Do I contradict myself?
Very well then I contradict myself,
(I am large, I contain multitudes).

Albert Einstein said, "The measure of intelligence is the ability to change." Stephen Hawking put a different spin on it: "Intelligence is the ability to adapt to change." Neither of these undisputed geniuses ever took an IQ test. Indeed, Hawking famously said that they are for losers.

As educators, intelligence falls into our balliwick. Parents come to us knowing that their children are intelligent. They've seen it with their own eyes. "My Angela can already write her letters." They've heard it with their own ears. "My Marcus makes up such stunning songs." They've been present for the genius of their first word, their first step, their first mind-blowing question. They remember when this baby couldn't talk or walk or write or sing, and now they can. This child is obviously intelligent. They've seen them change, day-by-day, from a newborn into a child and they come to us educators to foster that obvious intelligence. 

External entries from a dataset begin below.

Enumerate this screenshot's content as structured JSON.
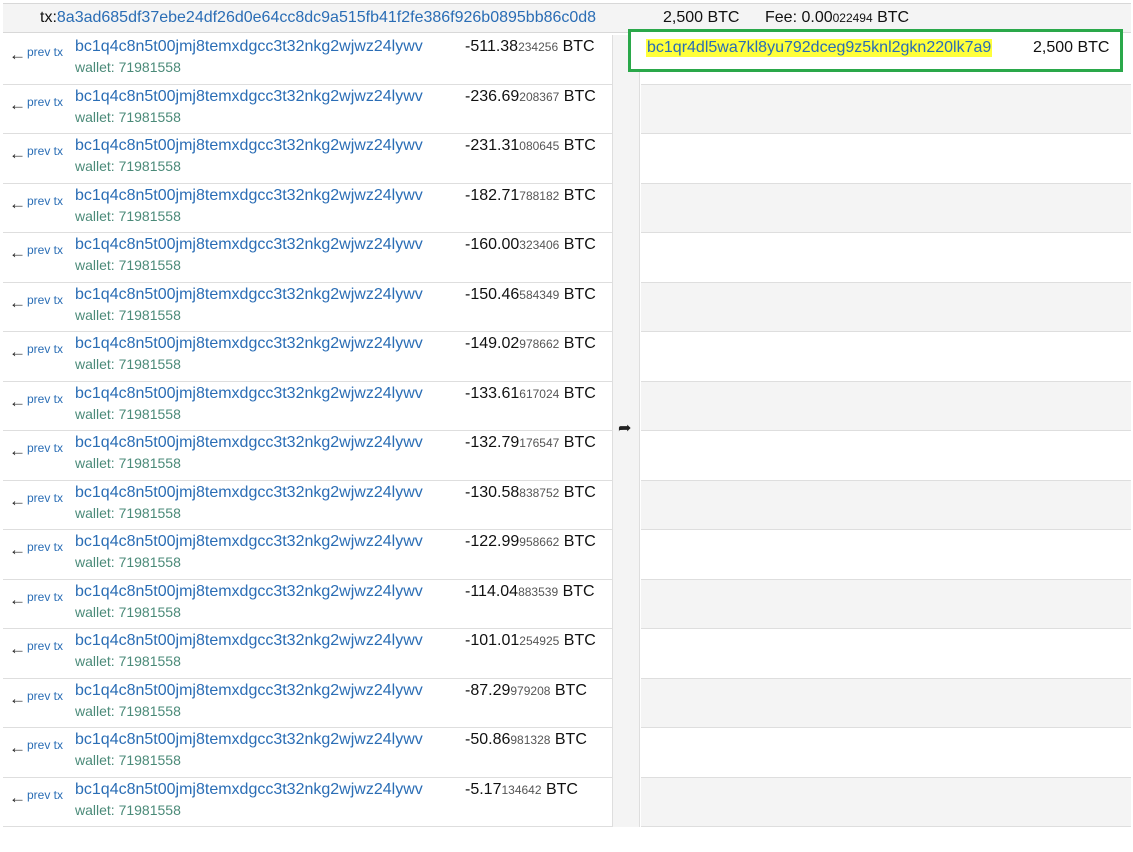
{
  "header": {
    "tx_label": "tx:",
    "tx_hash": "8a3ad685df37ebe24df26d0e64cc8dc9a515fb41f2fe386f926b0895bb86c0d8",
    "total_amount": "2,500 BTC",
    "fee_label": "Fee:",
    "fee_main": "0.00",
    "fee_small": "022494",
    "fee_unit": "BTC"
  },
  "inputs": [
    {
      "prev": "prev tx",
      "address": "bc1q4c8n5t00jmj8temxdgcc3t32nkg2wjwz24lywv",
      "wallet": "wallet: 71981558",
      "value_main": "-511.38",
      "value_small": "234256",
      "unit": "BTC"
    },
    {
      "prev": "prev tx",
      "address": "bc1q4c8n5t00jmj8temxdgcc3t32nkg2wjwz24lywv",
      "wallet": "wallet: 71981558",
      "value_main": "-236.69",
      "value_small": "208367",
      "unit": "BTC"
    },
    {
      "prev": "prev tx",
      "address": "bc1q4c8n5t00jmj8temxdgcc3t32nkg2wjwz24lywv",
      "wallet": "wallet: 71981558",
      "value_main": "-231.31",
      "value_small": "080645",
      "unit": "BTC"
    },
    {
      "prev": "prev tx",
      "address": "bc1q4c8n5t00jmj8temxdgcc3t32nkg2wjwz24lywv",
      "wallet": "wallet: 71981558",
      "value_main": "-182.71",
      "value_small": "788182",
      "unit": "BTC"
    },
    {
      "prev": "prev tx",
      "address": "bc1q4c8n5t00jmj8temxdgcc3t32nkg2wjwz24lywv",
      "wallet": "wallet: 71981558",
      "value_main": "-160.00",
      "value_small": "323406",
      "unit": "BTC"
    },
    {
      "prev": "prev tx",
      "address": "bc1q4c8n5t00jmj8temxdgcc3t32nkg2wjwz24lywv",
      "wallet": "wallet: 71981558",
      "value_main": "-150.46",
      "value_small": "584349",
      "unit": "BTC"
    },
    {
      "prev": "prev tx",
      "address": "bc1q4c8n5t00jmj8temxdgcc3t32nkg2wjwz24lywv",
      "wallet": "wallet: 71981558",
      "value_main": "-149.02",
      "value_small": "978662",
      "unit": "BTC"
    },
    {
      "prev": "prev tx",
      "address": "bc1q4c8n5t00jmj8temxdgcc3t32nkg2wjwz24lywv",
      "wallet": "wallet: 71981558",
      "value_main": "-133.61",
      "value_small": "617024",
      "unit": "BTC"
    },
    {
      "prev": "prev tx",
      "address": "bc1q4c8n5t00jmj8temxdgcc3t32nkg2wjwz24lywv",
      "wallet": "wallet: 71981558",
      "value_main": "-132.79",
      "value_small": "176547",
      "unit": "BTC"
    },
    {
      "prev": "prev tx",
      "address": "bc1q4c8n5t00jmj8temxdgcc3t32nkg2wjwz24lywv",
      "wallet": "wallet: 71981558",
      "value_main": "-130.58",
      "value_small": "838752",
      "unit": "BTC"
    },
    {
      "prev": "prev tx",
      "address": "bc1q4c8n5t00jmj8temxdgcc3t32nkg2wjwz24lywv",
      "wallet": "wallet: 71981558",
      "value_main": "-122.99",
      "value_small": "958662",
      "unit": "BTC"
    },
    {
      "prev": "prev tx",
      "address": "bc1q4c8n5t00jmj8temxdgcc3t32nkg2wjwz24lywv",
      "wallet": "wallet: 71981558",
      "value_main": "-114.04",
      "value_small": "883539",
      "unit": "BTC"
    },
    {
      "prev": "prev tx",
      "address": "bc1q4c8n5t00jmj8temxdgcc3t32nkg2wjwz24lywv",
      "wallet": "wallet: 71981558",
      "value_main": "-101.01",
      "value_small": "254925",
      "unit": "BTC"
    },
    {
      "prev": "prev tx",
      "address": "bc1q4c8n5t00jmj8temxdgcc3t32nkg2wjwz24lywv",
      "wallet": "wallet: 71981558",
      "value_main": "-87.29",
      "value_small": "979208",
      "unit": "BTC"
    },
    {
      "prev": "prev tx",
      "address": "bc1q4c8n5t00jmj8temxdgcc3t32nkg2wjwz24lywv",
      "wallet": "wallet: 71981558",
      "value_main": "-50.86",
      "value_small": "981328",
      "unit": "BTC"
    },
    {
      "prev": "prev tx",
      "address": "bc1q4c8n5t00jmj8temxdgcc3t32nkg2wjwz24lywv",
      "wallet": "wallet: 71981558",
      "value_main": "-5.17",
      "value_small": "134642",
      "unit": "BTC"
    }
  ],
  "output": {
    "address": "bc1qr4dl5wa7kl8yu792dceg9z5knl2gkn220lk7a9",
    "amount": "2,500 BTC"
  },
  "icons": {
    "prev_arrow": "arrow-left-icon",
    "direction": "share-forward-icon"
  },
  "colors": {
    "link": "#2a6db5",
    "wallet": "#4a8a78",
    "highlight": "#ffff3a",
    "box_border": "#2aa84a"
  }
}
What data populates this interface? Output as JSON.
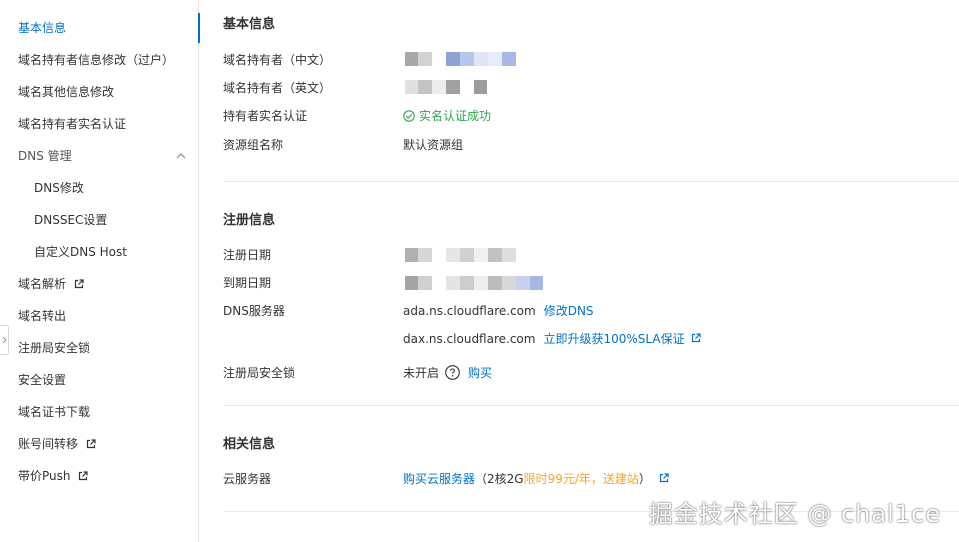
{
  "sidebar": {
    "items": [
      {
        "label": "基本信息"
      },
      {
        "label": "域名持有者信息修改（过户）"
      },
      {
        "label": "域名其他信息修改"
      },
      {
        "label": "域名持有者实名认证"
      },
      {
        "label": "DNS 管理"
      },
      {
        "label": "DNS修改"
      },
      {
        "label": "DNSSEC设置"
      },
      {
        "label": "自定义DNS Host"
      },
      {
        "label": "域名解析"
      },
      {
        "label": "域名转出"
      },
      {
        "label": "注册局安全锁"
      },
      {
        "label": "安全设置"
      },
      {
        "label": "域名证书下载"
      },
      {
        "label": "账号间转移"
      },
      {
        "label": "带价Push"
      }
    ]
  },
  "basic": {
    "title": "基本信息",
    "owner_cn_label": "域名持有者（中文）",
    "owner_en_label": "域名持有者（英文）",
    "realname_label": "持有者实名认证",
    "realname_value": "实名认证成功",
    "resource_group_label": "资源组名称",
    "resource_group_value": "默认资源组"
  },
  "registration": {
    "title": "注册信息",
    "reg_date_label": "注册日期",
    "exp_date_label": "到期日期",
    "dns_label": "DNS服务器",
    "dns1": "ada.ns.cloudflare.com",
    "dns_modify_link": "修改DNS",
    "dns2": "dax.ns.cloudflare.com",
    "sla_link": "立即升级获100%SLA保证",
    "lock_label": "注册局安全锁",
    "lock_value": "未开启",
    "lock_buy": "购买"
  },
  "related": {
    "title": "相关信息",
    "cloud_label": "云服务器",
    "cloud_link": "购买云服务器",
    "cloud_paren_open": "（2核2G",
    "cloud_promo": "限时99元/年，送建站",
    "cloud_paren_close": "）"
  },
  "watermark": "掘金技术社区 @ chal1ce",
  "colors": {
    "accent": "#0070cc",
    "success": "#2ea44f",
    "promo": "#f5a623"
  }
}
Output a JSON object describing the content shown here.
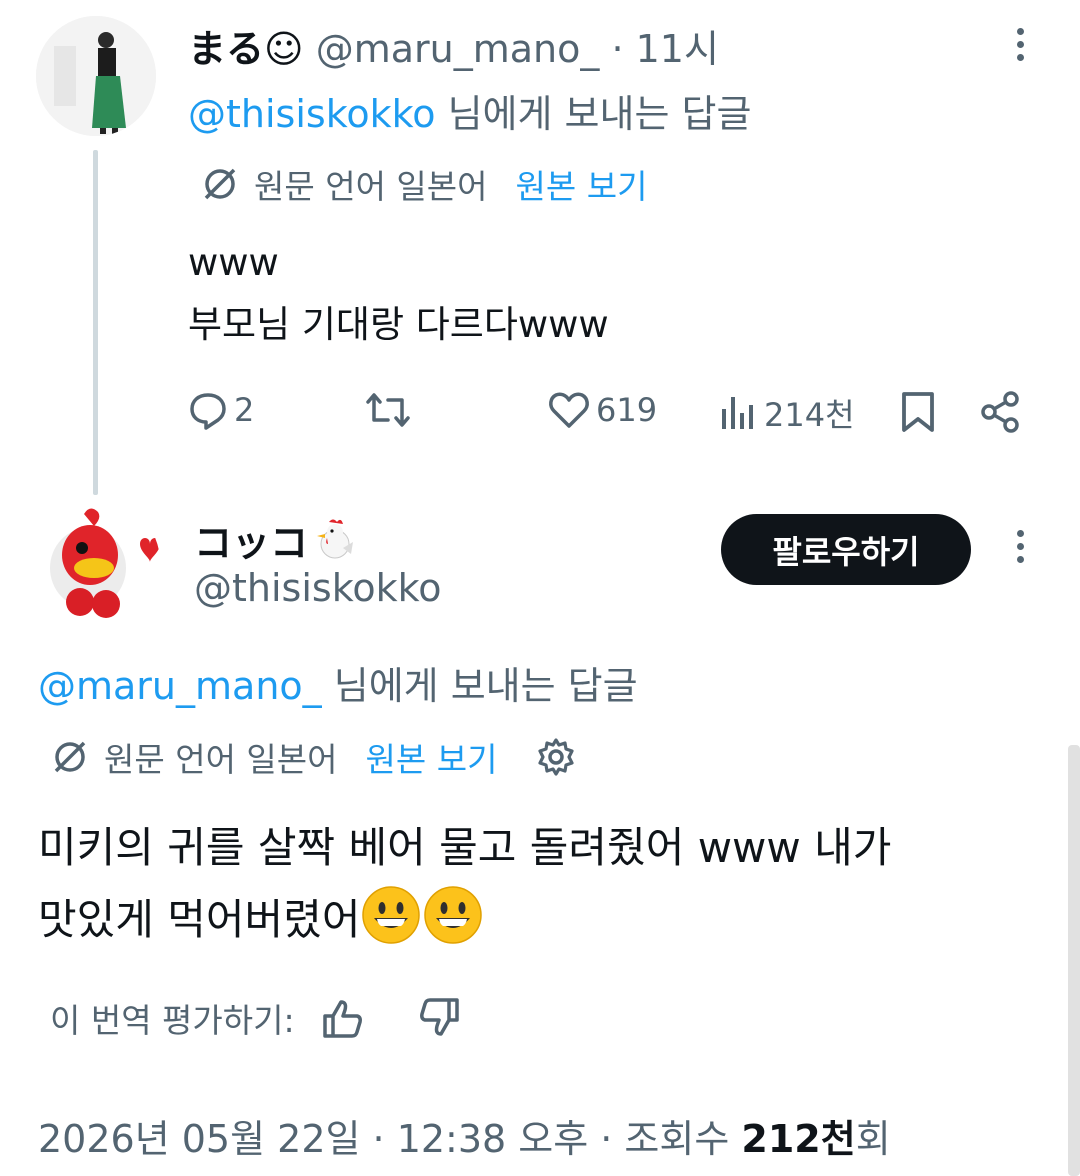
{
  "reply_tweet": {
    "display_name": "まる☺",
    "handle": "@maru_mano_",
    "time": "· 11시",
    "reply_to_prefix": "@thisiskokko",
    "reply_to_suffix": " 님에게 보내는 답글",
    "translation_note": "원문 언어 일본어",
    "view_original": "원본 보기",
    "body_lines": [
      "www",
      "부모님 기대랑 다르다www"
    ],
    "actions": {
      "replies": "2",
      "retweets": "",
      "likes": "619",
      "views": "214천"
    }
  },
  "main_tweet": {
    "display_name": "コッコ",
    "handle": "@thisiskokko",
    "follow_label": "팔로우하기",
    "reply_to_prefix": "@maru_mano_",
    "reply_to_suffix": " 님에게 보내는 답글",
    "translation_note": "원문 언어 일본어",
    "view_original": "원본 보기",
    "body_line1": "미키의 귀를 살짝 베어 물고 돌려줬어 www 내가",
    "body_line2": "맛있게 먹어버렸어",
    "rate_translation": "이 번역 평가하기:",
    "timestamp": "2026년 05월 22일 · 12:38 오후 · 조회수 ",
    "view_count": "212천",
    "view_unit": "회"
  },
  "colors": {
    "accent": "#1d9bf0",
    "text": "#0f1419",
    "secondary": "#536471",
    "thread_line": "#cfd9de"
  }
}
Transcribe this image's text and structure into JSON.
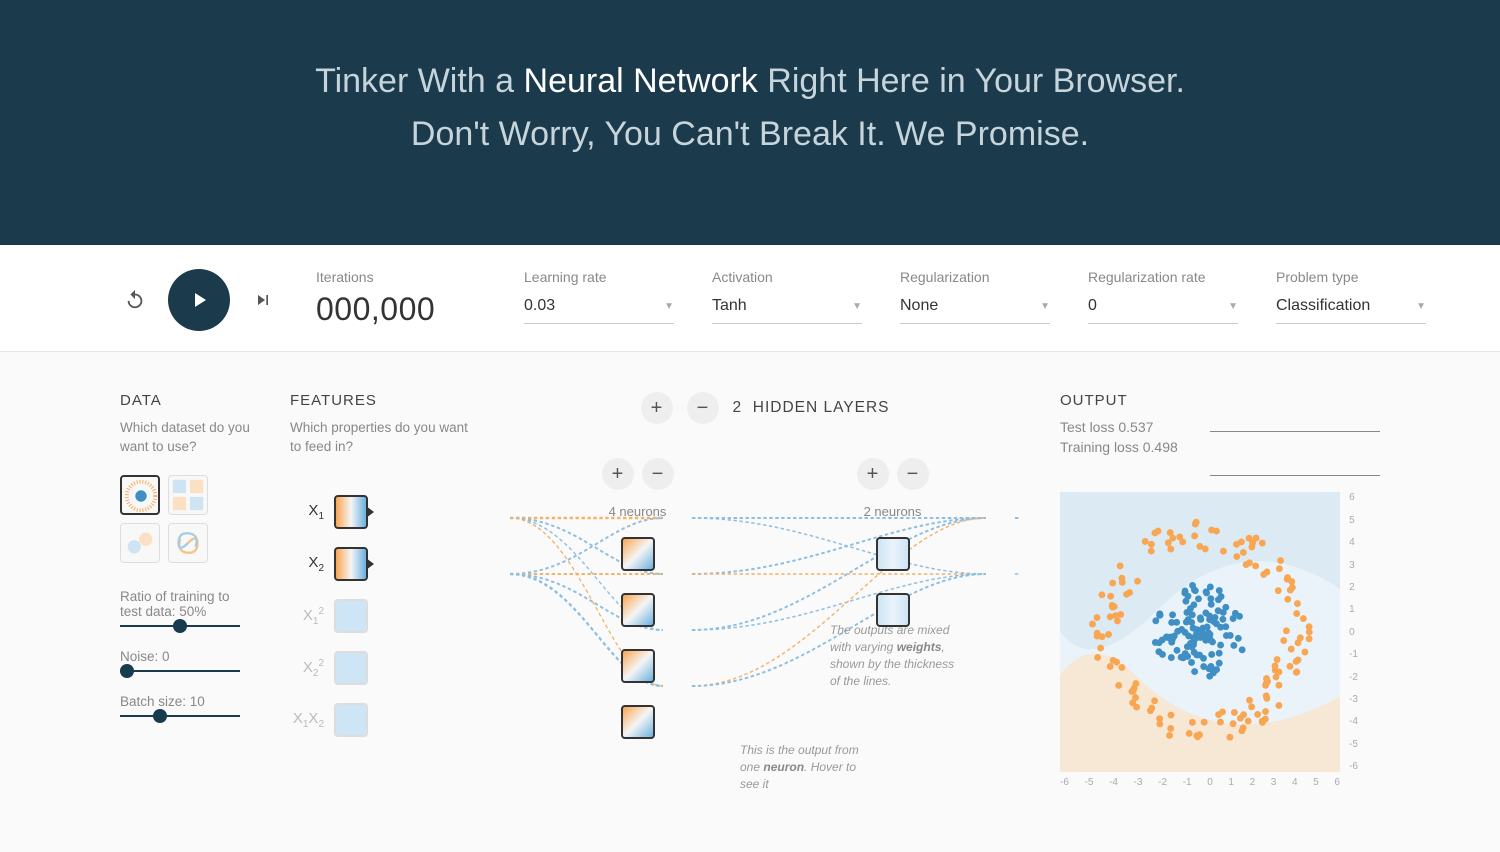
{
  "header": {
    "line1_pre": "Tinker With a ",
    "line1_bold": "Neural Network",
    "line1_post": " Right Here in Your Browser.",
    "line2": "Don't Worry, You Can't Break It. We Promise."
  },
  "controls": {
    "iterations_label": "Iterations",
    "iterations_value": "000,000",
    "learning_rate_label": "Learning rate",
    "learning_rate_value": "0.03",
    "activation_label": "Activation",
    "activation_value": "Tanh",
    "regularization_label": "Regularization",
    "regularization_value": "None",
    "regularization_rate_label": "Regularization rate",
    "regularization_rate_value": "0",
    "problem_type_label": "Problem type",
    "problem_type_value": "Classification"
  },
  "data_panel": {
    "title": "DATA",
    "subtitle": "Which dataset do you want to use?",
    "datasets": [
      "circle",
      "xor",
      "gauss",
      "spiral"
    ],
    "selected_dataset": "circle",
    "ratio_label": "Ratio of training to test data:  ",
    "ratio_value": "50%",
    "noise_label": "Noise:  ",
    "noise_value": "0",
    "batch_label": "Batch size:  ",
    "batch_value": "10"
  },
  "features_panel": {
    "title": "FEATURES",
    "subtitle": "Which properties do you want to feed in?",
    "features": [
      {
        "id": "x1",
        "label_html": "X<sub>1</sub>",
        "active": true,
        "style": "h"
      },
      {
        "id": "x2",
        "label_html": "X<sub>2</sub>",
        "active": true,
        "style": "h"
      },
      {
        "id": "x1sq",
        "label_html": "X<sub>1</sub><sup>2</sup>",
        "active": false,
        "style": "dim"
      },
      {
        "id": "x2sq",
        "label_html": "X<sub>2</sub><sup>2</sup>",
        "active": false,
        "style": "dim"
      },
      {
        "id": "x1x2",
        "label_html": "X<sub>1</sub>X<sub>2</sub>",
        "active": false,
        "style": "dim"
      }
    ]
  },
  "network": {
    "hidden_layers_count": "2",
    "hidden_layers_label": "HIDDEN LAYERS",
    "layers": [
      {
        "neurons": 4,
        "label": "4 neurons"
      },
      {
        "neurons": 2,
        "label": "2 neurons"
      }
    ],
    "callout_weights_1": "The outputs are mixed with varying ",
    "callout_weights_b": "weights",
    "callout_weights_2": ", shown by the thickness of the lines.",
    "callout_neuron_1": "This is the output from one ",
    "callout_neuron_b": "neuron",
    "callout_neuron_2": ". Hover to see it"
  },
  "output": {
    "title": "OUTPUT",
    "test_loss_label": "Test loss ",
    "test_loss_value": "0.537",
    "train_loss_label": "Training loss ",
    "train_loss_value": "0.498",
    "axis_ticks": [
      "-6",
      "-5",
      "-4",
      "-3",
      "-2",
      "-1",
      "0",
      "1",
      "2",
      "3",
      "4",
      "5",
      "6"
    ]
  }
}
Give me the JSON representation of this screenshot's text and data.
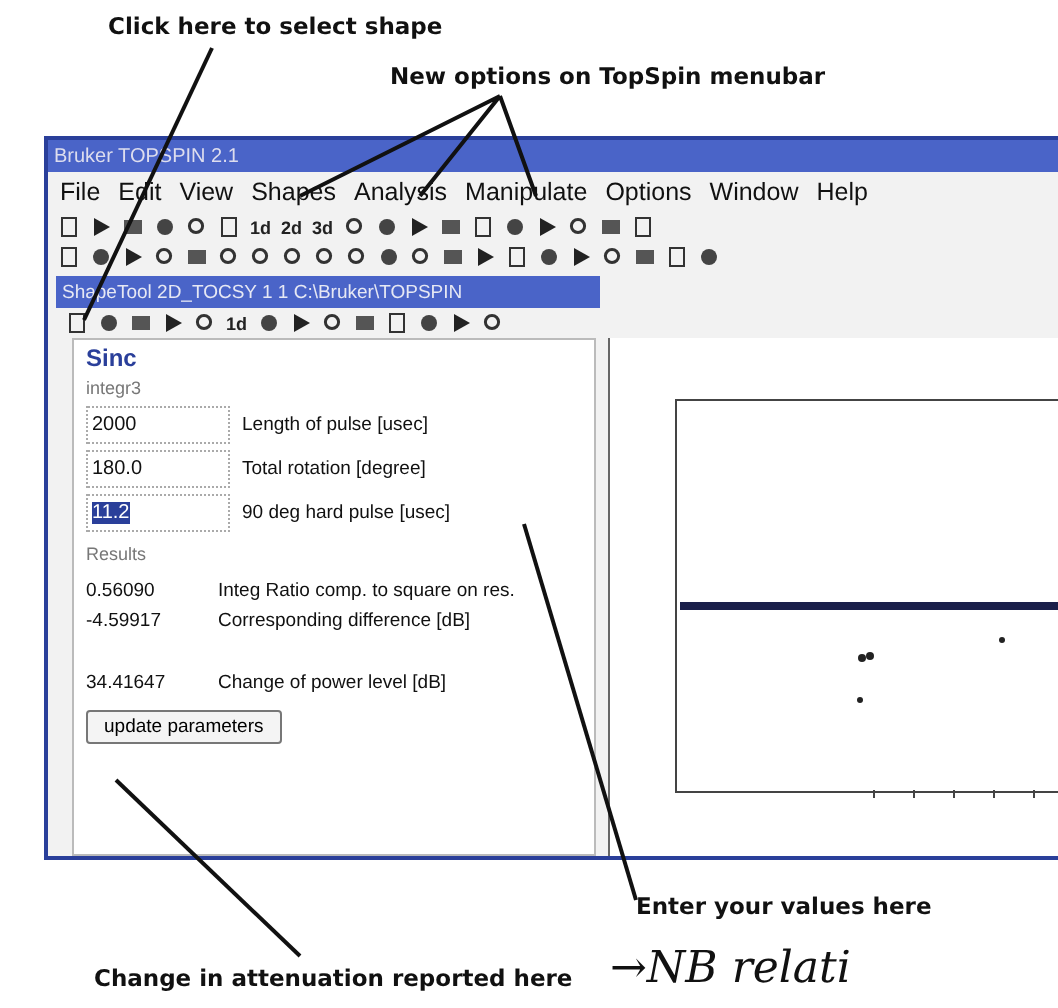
{
  "annotations": {
    "select_shape": "Click here to select shape",
    "new_options": "New options on TopSpin menubar",
    "enter_values": "Enter your values here",
    "attenuation": "Change in attenuation reported here",
    "handwritten_note": "→NB relati"
  },
  "window": {
    "title": "Bruker TOPSPIN 2.1",
    "menu": [
      "File",
      "Edit",
      "View",
      "Shapes",
      "Analysis",
      "Manipulate",
      "Options",
      "Window",
      "Help"
    ],
    "toolbar_labels": [
      "1d",
      "2d",
      "3d"
    ]
  },
  "shape_tool": {
    "title": "ShapeTool 2D_TOCSY 1 1 C:\\Bruker\\TOPSPIN",
    "toolbar_labels": [
      "1d"
    ],
    "shape_name": "Sinc",
    "subtitle": "integr3",
    "params": [
      {
        "value": "2000",
        "label": "Length of pulse [usec]",
        "selected": false
      },
      {
        "value": "180.0",
        "label": "Total rotation [degree]",
        "selected": false
      },
      {
        "value": "11.2",
        "label": "90 deg hard pulse [usec]",
        "selected": true
      }
    ],
    "results_heading": "Results",
    "results": [
      {
        "value": "0.56090",
        "label": "Integ Ratio comp. to square on res."
      },
      {
        "value": "-4.59917",
        "label": "Corresponding difference [dB]"
      },
      {
        "value": "34.41647",
        "label": "Change of power level [dB]"
      }
    ],
    "button": "update parameters"
  }
}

The protagonist of Octavia Butler's novel Parable of the Sower is a 15-year-old named Lauren whose special "genius" is hyperempathy. In the face of a dystopia caused by a combination of greed and climate change, she invents a religion/philosophy she calls Earthseed:

All that you touch
You Change

All that you Change
Changes you

The only last truth
Is Change

God
Is Change.

All that evidence that parents see as intelligence is a function of change and intelligence is about both our ability and adaptability when it comes to this "last truth."

If humans were fixed entities we would have perished long ago. If we didn't contradict ourselves, if we did not contain multitudes, our species would not have demonstrated the intelligence to survive. Intelligence cannot be measured by tests, but rather by close observation of behavior. As neuroscientist and author Antonio Damasio says, "Bacteria and plants are intelligent. We can tell by their behavior."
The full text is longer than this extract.